Here are some public speaking tips that he gave that directly related to the videos we’d just watched:

  • Title: He emphasized that he believes titles are vital to the success of a speech. They help set the expectation of what a speech is going to be about. A memorable title may also linger in the minds of audience members, helping the audience to retain key points that were made in the speech. He used his title, “Trust Is a Must,” as an example of a memorable title.

  • A Strong Structure: Ryan pointed out afterwards that both speeches had the same structure, which he proceeded to describe to the audience. His basic outline was a brief introduction that established the theme of the talk, three short stories that matched the theme, and a conclusion that tied the stories together and echoed the message from the introduction. He added that it was essential for the conclusion to end in the same place as the introduction, which he summed up succinctly as: “Where you pick ’em up, you need to drop ’em off.”

    Bear in mind that this outline is perfect for a short, impactful speech, such as those required for speech contests. It may not be appropriate for all types of speeches, or may need to be adapted for other types of public speaking engagements.

  • Constant Object: Whenever possible.

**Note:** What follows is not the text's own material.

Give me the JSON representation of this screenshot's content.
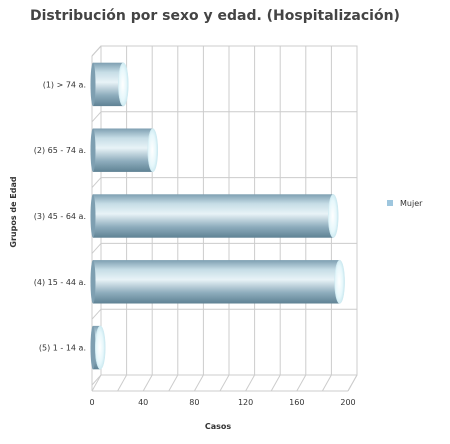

Ryan liked to have a “constant object” to help link the stories together. For his speech, “Trust Is a Must,” it was his mother’s slippers that featured in some way in each story.

  • Heroes: According to Ryan, “you can’t be the hero of your own story.” If you’re the hero, then it sounds like you’re bragging, which diminishes the experience for the audience. You can be in the story; you just shouldn’t be the hero.

  • The Five Senses: For more impact, try to engage the audience by appealing to the five senses. Highlight colors, emphasize a smell, or describe sounds. Paint a picture for the audience.

  • Drop the Prop: Ryan was not a fan of props. His view was that props interrupt your speech and, more importantly, disengage the audience’s imagination. He stated that in many cases, he considers PowerPoint slides to be an unnecessary prop, although he conceded that they can be appropriate for informational talks (his own workshop included a sparse set of slides, as an example).

  • Active Voice: Be active. Be assertive. Don’t let passive voice creep into your speech. When you say “was,” you’ve entered the Passive Voice Zone. Get away from there.

I thought those speaking tips were excellent. There was quite a bit more to the workshop, so it’s hard to sum it all up. There were some excellent messages sprinkled throughout the workshop, though, and I’ve captured some of them below:

  • Don’t look at the excuses, look at the opportunities.

  • Who is that one person you’d hike across the Grand Canyon for?

  • You should never “give a speech.” Speak from the heart and send a message.
              — Randy Harvey

  • You must impact yourself before you can impact an audience. To accomplish great things in your life, you should:

    • Put it out there. Go for your dream.
    • Delete negative people from your life.
    • Visualize your reality. Change the story in your own head to be what you want it to be.
    • Set up visualization stations, aids that help you imagine where you want to be, or what you want to become.

  • Never tell a joke. Share a failure instead.

  • Make you speeches Simple, Impactful and Relatable.

  • Remember the acronym, SMILE:

              SSimple stories.
              MMistakes; talk about mistakes, and lessons learned.
              IImitate, e.g. – imitate characters for effect.
              LLaugh; look like you’re enjoying yourself, and so will the audience.
              EEnthusiasm; add some energy to your speech.

  • Dress to relate to your audience.

  • PRACTICE. How you practice is how you will play. Get serious about practicing.

I had a great time attending Ryan Avery’s workshop, and I felt like I learned a lot from it. If you’re interested in public speaking, and the opportunity arises, attend one of his workshops. It will be worth it. Additionally, he’s got a book on public speaking coming out in early 2014, so keep a watch for it.